I think OP meant event sourcing.
> I think OP meant event sourcing.

That is really besides the point. Logging and tracing have always been fundamentally event sourcing, but that never forced anyone ever at all to onboard onto freaking Kafka of all event streaming/messaging platforms.

This blend of suggestion sounds an awful lot like resume driven development instead of actually putting together a logging service.

Hard disagree, Kafka is one of the simplest lowest maintenance tools for this with excellent language support and would probably be the first choice for anyone not paying $cloud_vendor for a managed durable queue.
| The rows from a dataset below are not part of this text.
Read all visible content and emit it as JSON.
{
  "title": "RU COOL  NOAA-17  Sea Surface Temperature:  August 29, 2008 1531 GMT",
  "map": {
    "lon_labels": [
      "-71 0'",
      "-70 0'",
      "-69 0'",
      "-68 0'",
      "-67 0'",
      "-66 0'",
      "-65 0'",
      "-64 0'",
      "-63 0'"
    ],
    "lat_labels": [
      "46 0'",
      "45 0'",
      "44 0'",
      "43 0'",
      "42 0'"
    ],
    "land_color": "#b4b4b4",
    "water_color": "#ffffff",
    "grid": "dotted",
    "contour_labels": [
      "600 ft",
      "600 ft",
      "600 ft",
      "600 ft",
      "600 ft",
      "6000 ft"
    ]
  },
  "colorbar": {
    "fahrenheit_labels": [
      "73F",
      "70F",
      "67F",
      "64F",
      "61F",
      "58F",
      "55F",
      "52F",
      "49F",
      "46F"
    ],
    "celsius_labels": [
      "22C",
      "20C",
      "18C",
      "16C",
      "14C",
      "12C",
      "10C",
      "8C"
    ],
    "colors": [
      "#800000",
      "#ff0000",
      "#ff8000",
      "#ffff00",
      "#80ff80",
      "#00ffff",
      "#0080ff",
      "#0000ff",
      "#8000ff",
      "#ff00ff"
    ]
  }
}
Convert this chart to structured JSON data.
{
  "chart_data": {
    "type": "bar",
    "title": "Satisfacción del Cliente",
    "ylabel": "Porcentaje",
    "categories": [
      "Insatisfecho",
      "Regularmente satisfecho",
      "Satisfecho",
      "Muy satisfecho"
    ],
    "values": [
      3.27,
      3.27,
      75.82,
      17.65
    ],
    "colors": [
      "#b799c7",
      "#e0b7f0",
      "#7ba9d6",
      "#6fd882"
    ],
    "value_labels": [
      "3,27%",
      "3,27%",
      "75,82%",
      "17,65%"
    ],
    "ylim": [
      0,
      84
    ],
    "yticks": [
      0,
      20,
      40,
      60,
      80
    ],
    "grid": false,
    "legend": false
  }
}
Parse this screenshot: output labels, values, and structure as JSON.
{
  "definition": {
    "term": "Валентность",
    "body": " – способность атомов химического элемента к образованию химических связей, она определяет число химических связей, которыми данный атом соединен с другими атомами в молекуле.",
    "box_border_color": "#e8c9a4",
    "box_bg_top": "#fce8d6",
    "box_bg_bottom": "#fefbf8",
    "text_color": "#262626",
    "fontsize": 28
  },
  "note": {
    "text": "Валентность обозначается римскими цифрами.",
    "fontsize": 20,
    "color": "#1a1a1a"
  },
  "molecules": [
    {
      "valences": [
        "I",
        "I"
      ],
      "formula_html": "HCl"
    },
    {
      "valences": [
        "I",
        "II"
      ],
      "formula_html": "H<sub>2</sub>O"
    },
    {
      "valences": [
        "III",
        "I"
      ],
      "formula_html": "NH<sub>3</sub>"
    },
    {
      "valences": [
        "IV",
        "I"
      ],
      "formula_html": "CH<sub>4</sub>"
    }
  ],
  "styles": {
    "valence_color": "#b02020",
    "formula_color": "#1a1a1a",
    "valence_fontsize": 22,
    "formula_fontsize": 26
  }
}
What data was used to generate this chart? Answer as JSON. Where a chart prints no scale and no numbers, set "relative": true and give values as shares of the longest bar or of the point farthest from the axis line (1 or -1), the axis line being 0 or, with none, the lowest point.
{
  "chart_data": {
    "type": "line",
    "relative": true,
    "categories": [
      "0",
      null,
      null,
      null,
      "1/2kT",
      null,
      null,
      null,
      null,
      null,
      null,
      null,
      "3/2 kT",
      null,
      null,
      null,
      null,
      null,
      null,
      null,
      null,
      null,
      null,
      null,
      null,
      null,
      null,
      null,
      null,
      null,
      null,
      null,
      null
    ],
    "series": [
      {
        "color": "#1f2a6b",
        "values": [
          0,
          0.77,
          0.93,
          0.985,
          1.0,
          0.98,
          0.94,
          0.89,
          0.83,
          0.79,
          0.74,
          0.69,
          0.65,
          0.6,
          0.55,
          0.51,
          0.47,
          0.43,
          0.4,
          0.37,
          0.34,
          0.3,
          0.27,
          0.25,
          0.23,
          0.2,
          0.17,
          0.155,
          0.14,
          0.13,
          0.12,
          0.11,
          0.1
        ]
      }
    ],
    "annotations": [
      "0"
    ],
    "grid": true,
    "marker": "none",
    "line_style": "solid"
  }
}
The first step in building a reliable logging system is setting up a high write throughout highly available FIFOish durable storage. Once you have that everything else gets a lot easier.

* Once the log is committed to the durable queue that's it the application can move on secure the log isn't going to get lost.

* Multiple consumer groups can process the logs for different purposes, the usuals are one group for persisting the logs to a searchable index and one group for real time altering.

* Everything downstream from Kafka can be far less reliable because it's just a queue backup.

* You can fake more throughout then you actually have in your downstream processors because it just manifests as a lagging offset.

> Hard disagree, Kafka is one of the simplest lowest maintenance tools for this (..)

You sound like you've been using an entirely different project named Kafka, because the Kafka everyone uses is renowned among message brokers for its complexity and operational overhead.

I might be, it's one of the lowest touch services we run. But we aren't doing the "Kafka all the things" model where every single little app is hooked into it for generic message passing but simply logs go in, logs go out, nothing else.

The business logic message passing goes through Rabbit because we wanted out of order processing, priority routing, retry queues, blah blah.